If this happens to me who is regularly involved with CUDA it seems plausible for a less frequent CUDA user to get it wrong, as we regularly observe here and on StackOverflow.

My post #10 was intentionally lax in language to be a bit closer to the perspective of a CUDA learner. (Not that I would get it as accurate as you regularly do, even if I tried to). That realization after the course preparation has left some marks. I think communication could have been better there instead of just blaming users for getting it wrong, and I feel guilty of that myself too.

Edited #10 to (somewhat) account for your criticism.

Already I had to edit mine also. I don’t disagree that CUDA error handling is problematic. This can be confirmed simply by observing the amount of churn created by those who don’t use it, for whatever reason. The forums are absolutely littered with examples. And it’s tedious for everybody involved.

And people get angry at me if I tell them to use it in a strong/forceful way.
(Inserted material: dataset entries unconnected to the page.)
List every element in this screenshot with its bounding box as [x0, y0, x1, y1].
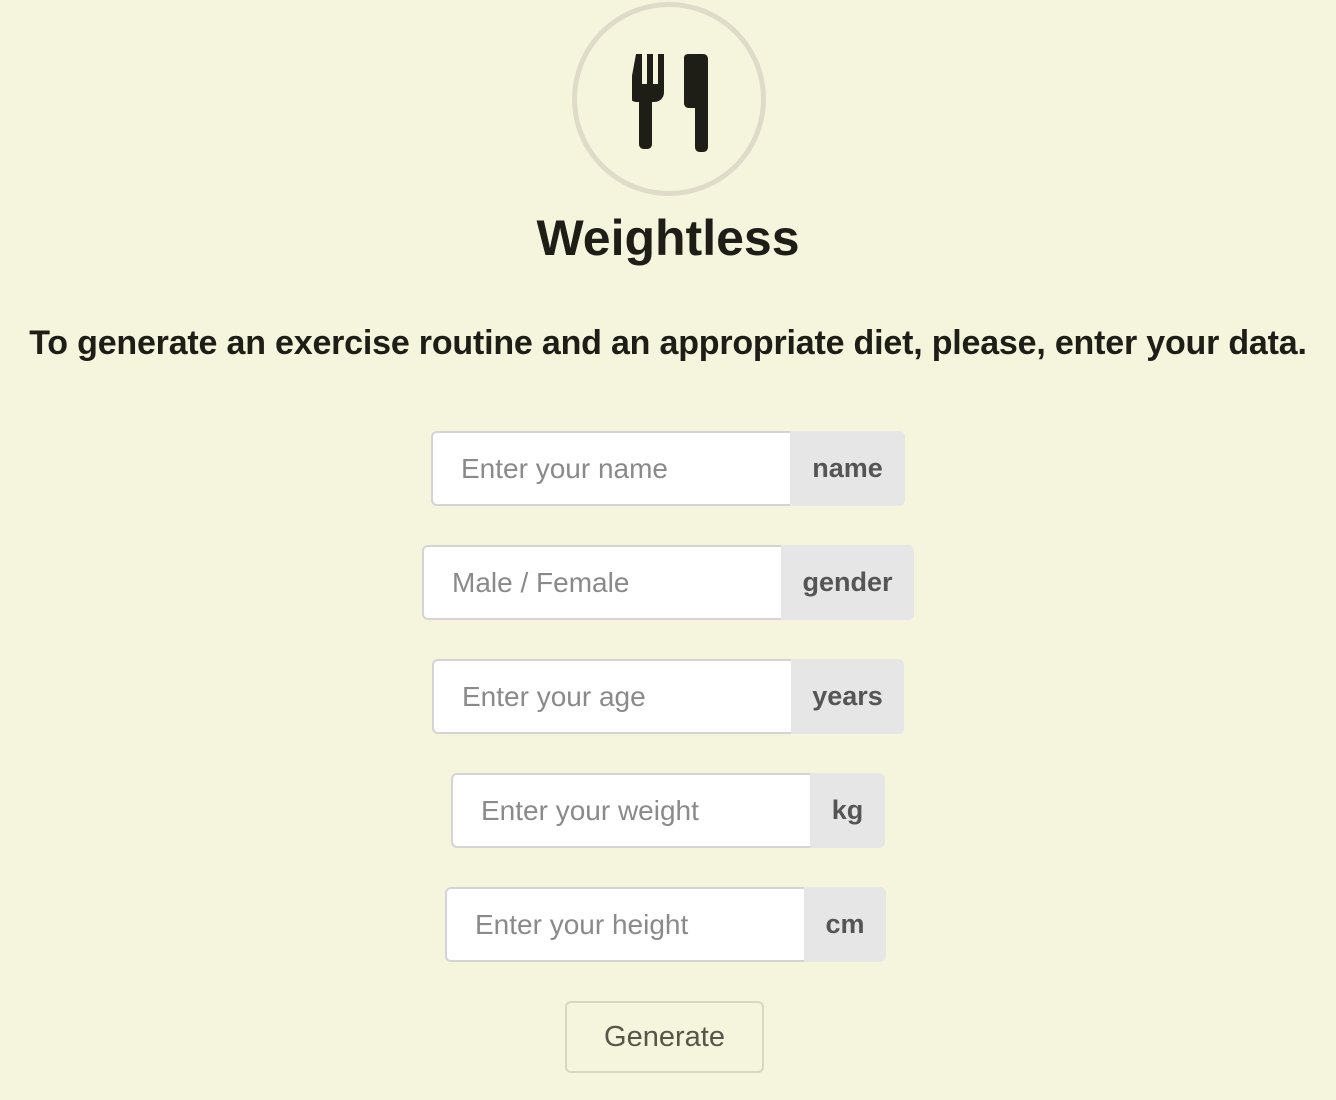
app-title: Weightless: [536, 210, 800, 266]
page: Weightless To generate an exercise routi…: [0, 0, 1336, 1100]
age-input[interactable]: [432, 659, 791, 734]
name-addon: name: [790, 431, 905, 506]
height-field-group: cm: [445, 887, 886, 962]
age-field-group: years: [432, 659, 904, 734]
weight-input[interactable]: [451, 773, 810, 848]
logo: [572, 2, 766, 196]
weight-addon: kg: [810, 773, 885, 848]
age-addon: years: [791, 659, 904, 734]
name-input[interactable]: [431, 431, 790, 506]
height-input[interactable]: [445, 887, 804, 962]
name-field-group: name: [431, 431, 905, 506]
fork-and-knife-icon: [632, 54, 708, 152]
gender-input[interactable]: [422, 545, 781, 620]
weight-field-group: kg: [451, 773, 885, 848]
gender-field-group: gender: [422, 545, 914, 620]
instructions-text: To generate an exercise routine and an a…: [29, 324, 1307, 362]
gender-addon: gender: [781, 545, 914, 620]
height-addon: cm: [804, 887, 886, 962]
generate-button[interactable]: Generate: [565, 1001, 764, 1073]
Just have to keep banging the drum, gently.

Well, Nvidia would be perfectly placed to amend the C++ API to throw on errors by default, with some way of switching back to reinstating the old behavior. (Yes I know C++ exceptions are a can of worms.)

I am sure Nvidia will have discussed this to death internally already. Not sure what particular reasons are holding back such a change, but I would like to think they could be overcome with sufficient will.

A simple C API is useful for interfacing with myriad other languages that are not C++, and its existence has served CUDA quite well considering the huge number of bindings available for it today.

It is certainly true that some of the design features of CUDA that feel a bit painful today and look dated after 14 years of existence are due to trade-offs that were made to ensure its rapid and wide adoption.

Ok, maybe switching the behavior is a bad way of phrasing it. Wrapping the existing (mostly C) API and directing new unsuspecting C++ users to the wrapper I think sounds more doable.

Expecting a plug by epk2 here (disclaimer: I’ve never actually looked at his C++ wrapper). But the entire point would be to have this offered by Nvidia with the SDK, and to be the default where a C++ programmer new to CUDA ends up.